Tuesday, March 4, 2014

What was the Civil Rights movement all about?

The Civil Rights movement became significant in the late 1950's and 1960's. It was a movement that rebelled against the prevalent view that African-Americans were discriminated against and that such discrimination was not only accepted, but considered legal. It entailed different stages of awareness and participation. From the Supreme Court's decision in the Brown case (1954) that declared segregation in public schools to be unconstitutional to the waves of awareness brought about by specific individuals such as Dr. Martin Luther King, who was nationally recognized. To individuals such as Rosa Parks, who took an individual stance of resistance, along with hundreds and later thousands of individuals who simply refused to go along with the institutionalized racism that was widespread, particularly in the South.
The movement emphasized for the most part a discipline of non-violence. Through peaceful demonstrations and sit-ins that often became violent as a result of the police actions involved more and more persons became aware of the injustice that was prevalent simply based on race.
The movement is recognized as causing a change in the law of the United States. For example, with legislation such as the Civil Rights Acts and the Civil Voting Rights Act. It also started societal changes. It's effects and causes are still prevalent today.


It was an agitation for an end to inequality based on color.

The civil rights movement refers to the mass protest of the 1950’s and 1960’s by minorities in the USA such as African-Americans, and Native Americans. The main grievances were racial segregation in areas such as voting, employment opportunities, and public transport. Some of the prominent faces of the movement were Martin Luther King and Bob Moses.
The origin of the protests was deeply enshrined in the fabric of the nation, with historians pointing out that it originated in the failures of reconstruction. Specifically, the compromise of 1877, amongst other things informally granted the southern states, the power to deal with their African-American populations in whichever they pleased.
Consequently, blacks population in the southern states was systematically denied voting rights, through both coercion and militia activities. Prominent militias such as Ku Klux Klan and white league emerged in the south to ensure this there being. Schools and busing were disaggregated, and for the next decades, African Americans had either the option of persevering of fleeing to the North, in what is known as the great migration. The cultural revolutions of the 1920’s and the rise of liberal governments in the 1930’s served to ignite the movements.
However, the efforts of administrations of Truman and Eisenhower to introduce racial parity were often met with resistance from conservative congressional members. The movement became increasingly vocal in the 1950’s and seminal cases such as Robinson, first baseball player, served to fuel the movement.
When JFK rose to power and was assassinated, his successor Johnson had a greater idea. He innovated what he called the great society which targeted an American society free of racial segregation, with higher standards of living, and housing solutions for poor Americans. While these policies were a success in the north, the south deliberately denied African American voting rights and segregated public schools and public transport systems. Civil rights leader of all walks of life, led by MLK and other whites student begun the famous freedoms rides, which resulted in the death of several of them.
The civil rights movement culminated in Johnson spearheading the equal voting rights of 1965, which cooled the tensions albeit until the American Indians took the course.

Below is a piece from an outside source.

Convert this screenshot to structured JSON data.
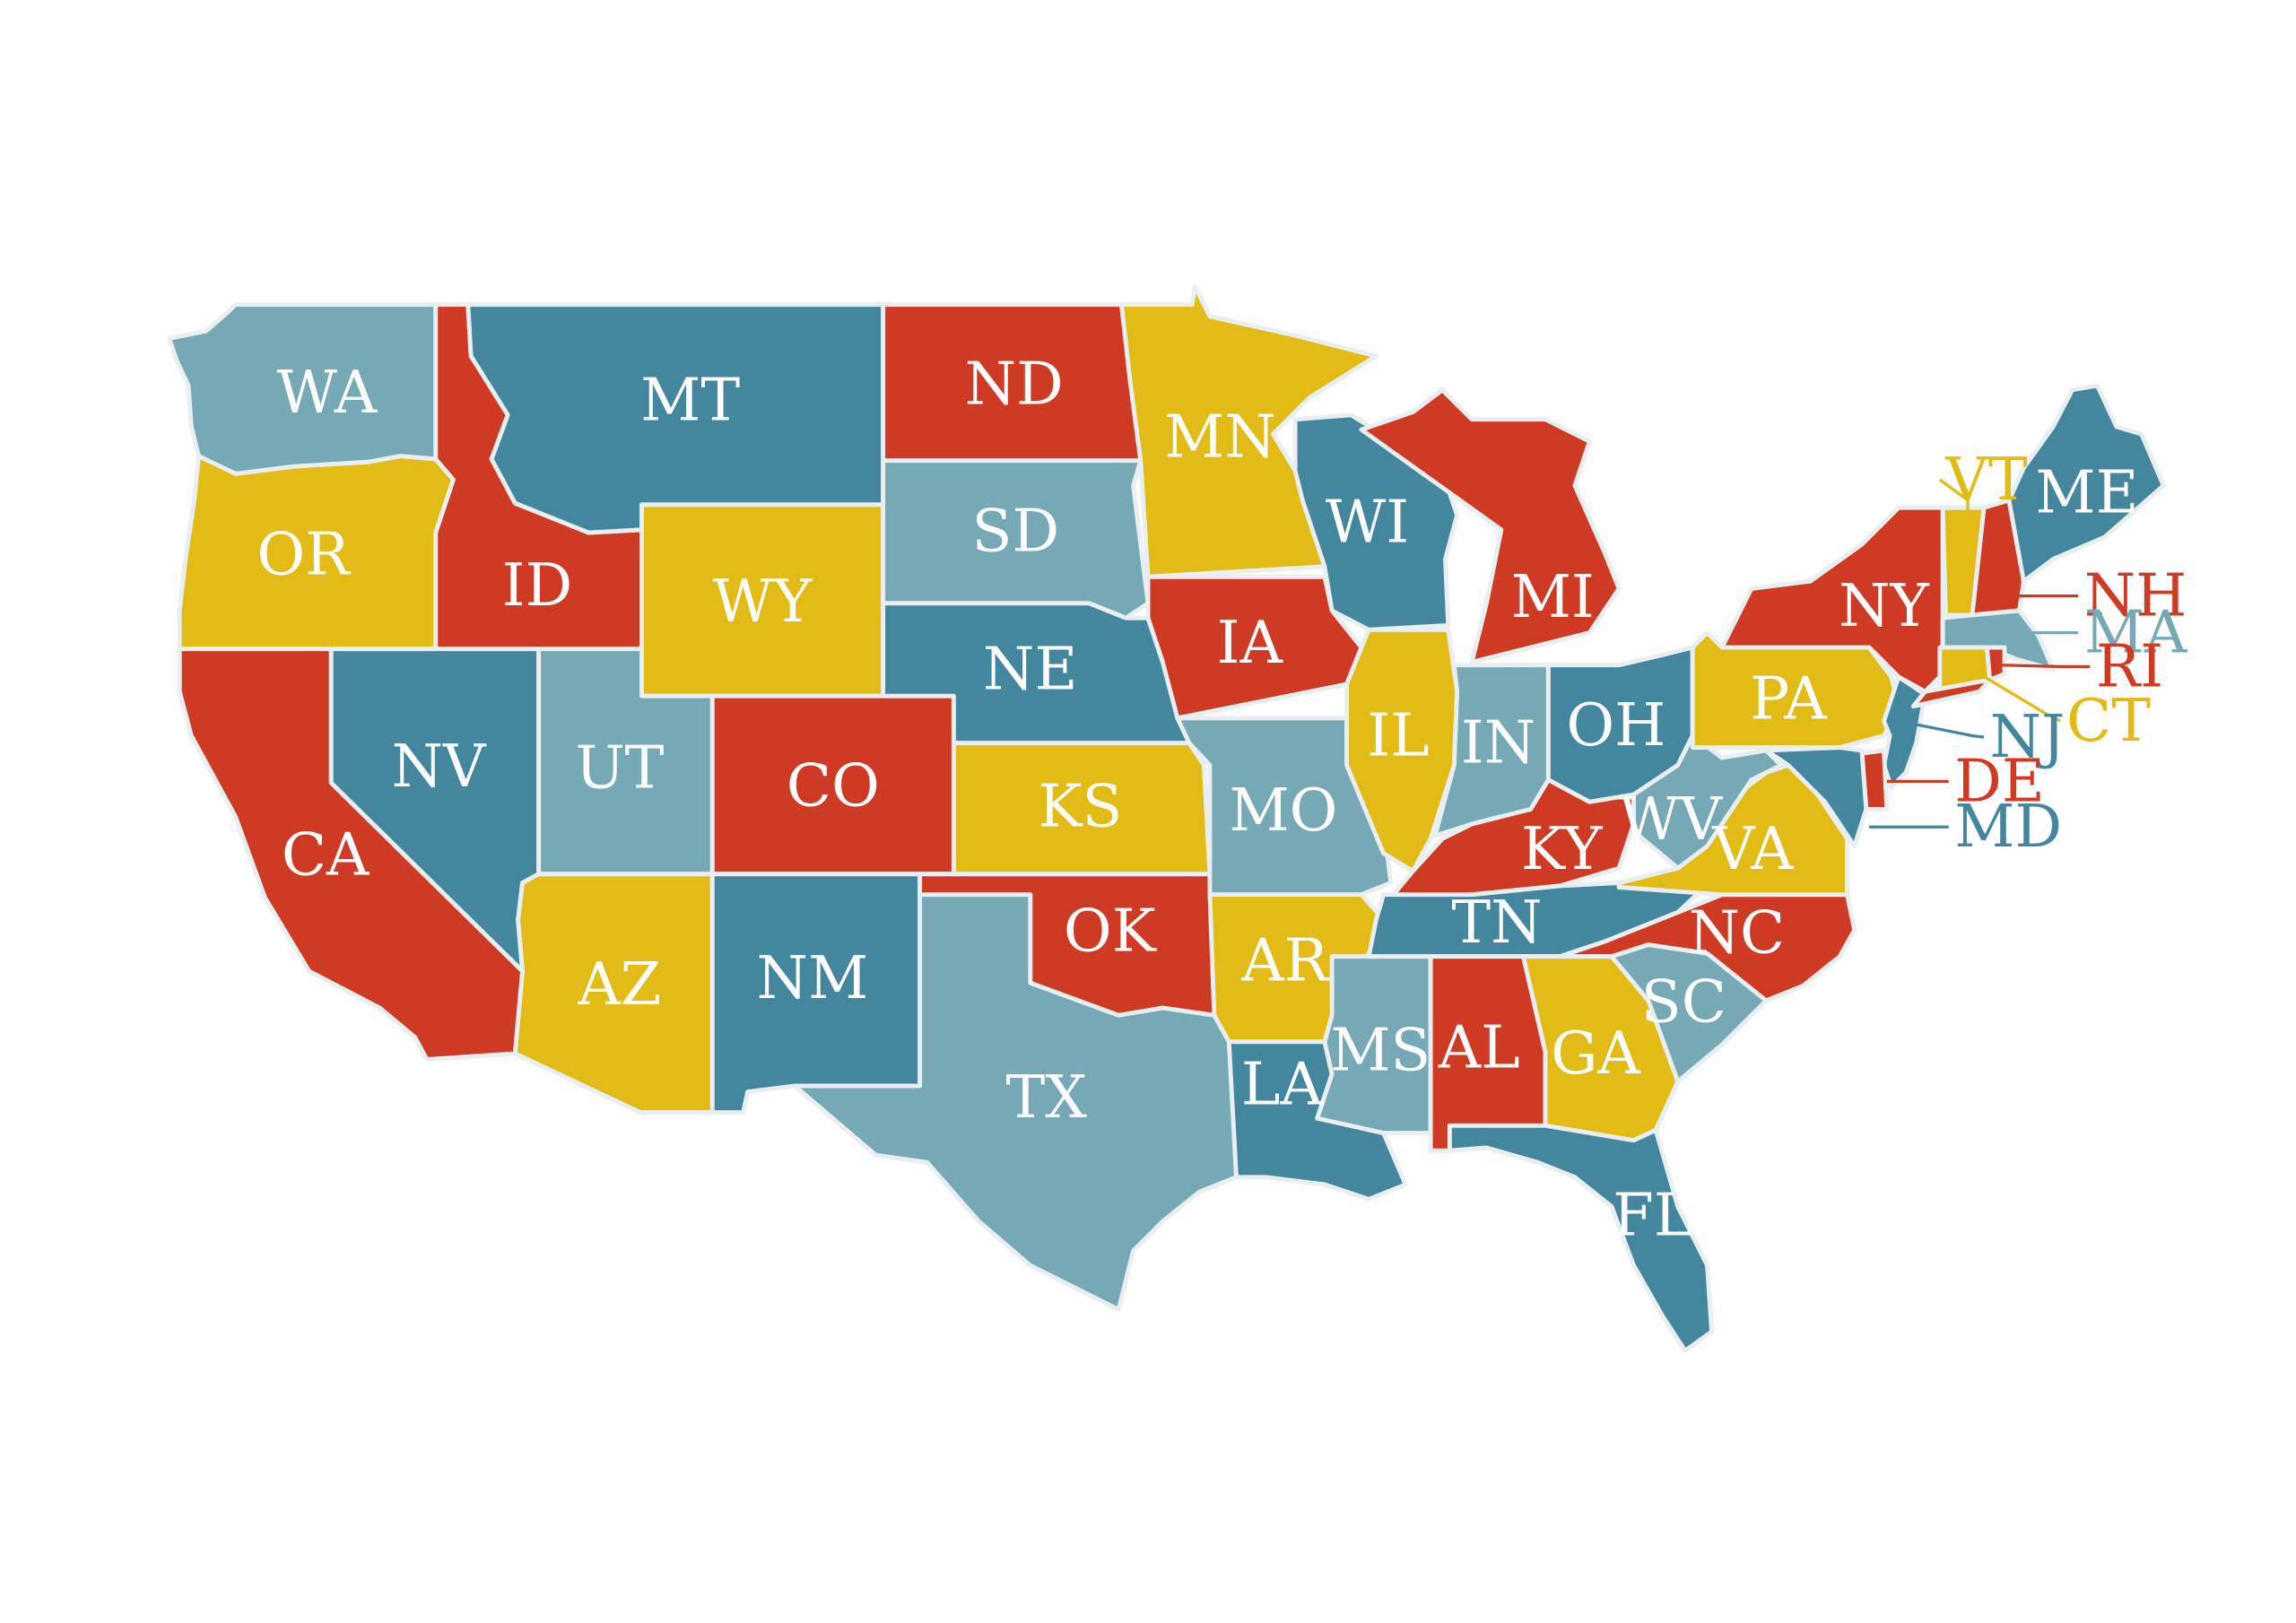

The Civil Rights movement led by Dr. Martin Luther King, Jr. in the 1950s and 1960s used non-violent civil disobedience to try to gain the same rights for blacks that whites in the U.S. enjoyed.
One of the goals of the movement was ending segregation in the South. Blacks objected to not being served at white lunch counters, not being allowed to swim in white pools, not being allowed to stay in white hotels, and not being allowed to attend white schools. To publicize their protest and put pressure on politicians to change laws, blacks deliberately entered white spaces and refused to leave. Famously, for example, Rosa Parks would not move to the back of the bus where blacks were legally required to sit in Montgomery, Alabama, and ended up arrested, sparking a bus boycott and publicizing the unjustness of such laws. In another example, black protesters trained in non-violence sat and asked to be served at a white lunch counter in Greensboro, North Carolina, where they encountered abuse without fighting back and raised sympathy for their cause.
The Civil Rights movement also fought for black voting rights, which were often denied in Southern states. Beyond that, the movement fought against discrimination in the workplace and the housing market. The campaigns were largely successful in influencing Congress to pass legislation that made racial discrimination illegal, but may have been less successful in changing white people's hearts about blacks.